Ein derartiger Sitz ist aus der US-PS 37 65 639 bekannt. Dieser
Fahrzeugsitz weist eine Vielzahl Einzelteile auf, die
miteinander zusammenwirken. Infolge der Vielzahl an
Einzelteilen ergeben sich nicht nur relativ hohe
Herstellungskosten für die Einzelteile, sondern auch ein nicht
zu vernachlässigender Montageaufwand für den Zusammenbau dieser
Einzelteile.
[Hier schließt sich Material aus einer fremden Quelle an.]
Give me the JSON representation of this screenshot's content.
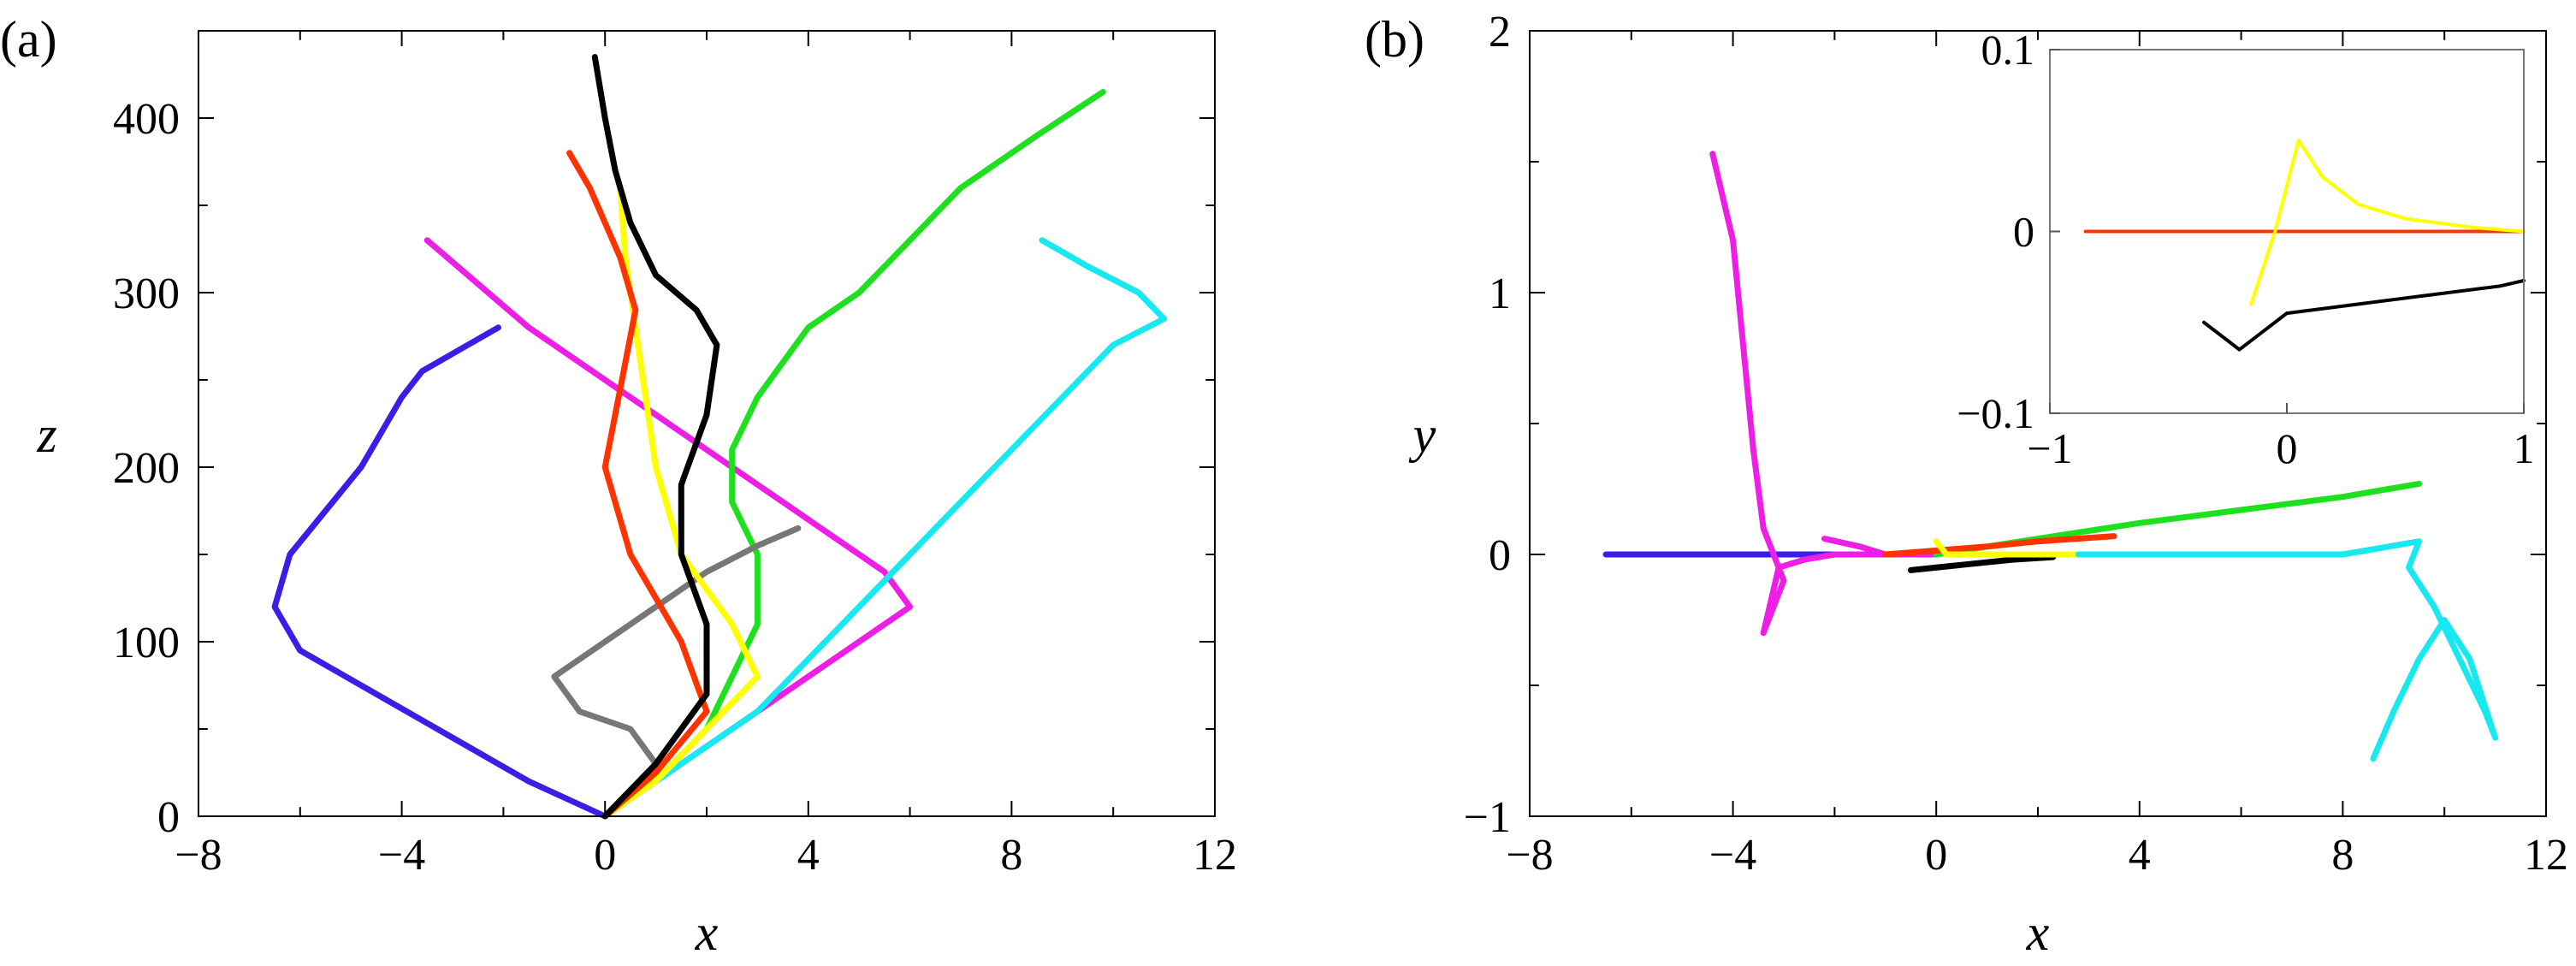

Das alles wirkt sich auf die Herstellungskosten
des Fahrzeugsitzes aus.
Die DE-OS 21 19 165 beschreibt einen Fahrzeugsitz bzw. eine
Vorrichtung zum Abstützen und zur Höhenverstellung des Sitzes
mit in vertikaler Richtung wirksamen elastischen Mitteln, die
zum Abstützen des Sitzes zwischen einem oberen und einem
unteren Abstützelement abgeordnet sind. Dort ist eine erste
handbetätigbare Verstellvorrichtung zum Verstellen des
vertikalen Abstandes zwischen dem oberen Abstützelement und
einem den Sitz unmittelbar tragenden Tragkörper, eine zweite
handbetätigbare Verstellvorrichtung zur Rückverstellung des
Sitzes durch Einwirken auf den vertikalen Abstand zwischen dem
unteren Abstützelement und einem Basiskörper, der mit dem zur
elastischen Lagerung des Sitzes dienenden starren Rahmen,
insbes. Fahrzeugrahmen, fest verbunden ist, vorgesehen.
Des weiteren sind Anschläge zur Begrenzung der Vertikalbewegung
des Sitzes bzgl. des Rahmens vorgesehen. Die
Verstellvorrichtung ist dort mit einer Verstellspindel
ausgebildet, so daß für die Verstellung ein bestimmter
Zeitaufwand erforderlich ist.
Eine Federung für den Fahrzeugsitz eines Schleppers, wobei die
Sitzschale über eine an einem Ende fest an der Sitzschale
angebrachte, am anderen Ende an einem fahrzeugfesten Teil
drehbar gelagerte Schwinge und eine zwischen dieser Schwinge
und einem fahrzeugfesten Teil angeordnete Gasfeder gegenüber
dem Fahrgestell abgestützt ist, ist aus der AT-PS 2 72 861
bekannt. Dort ist an der Unterseite der Sitzschale ein um eine
waagrechte Achse schwenkbarer Verstellhebel gelagert, dessen an
der Drehachse angebrachter Arm mit einer oder mehreren
Zugfedern verbunden ist, wobei die Feder bzw. Federn mit ihrem
anderen Ende an einem fahrzeugfesten Sockel befestigt sind und
zwar derart, daß bei nach abwärts ragendem Arm die Feder bzw.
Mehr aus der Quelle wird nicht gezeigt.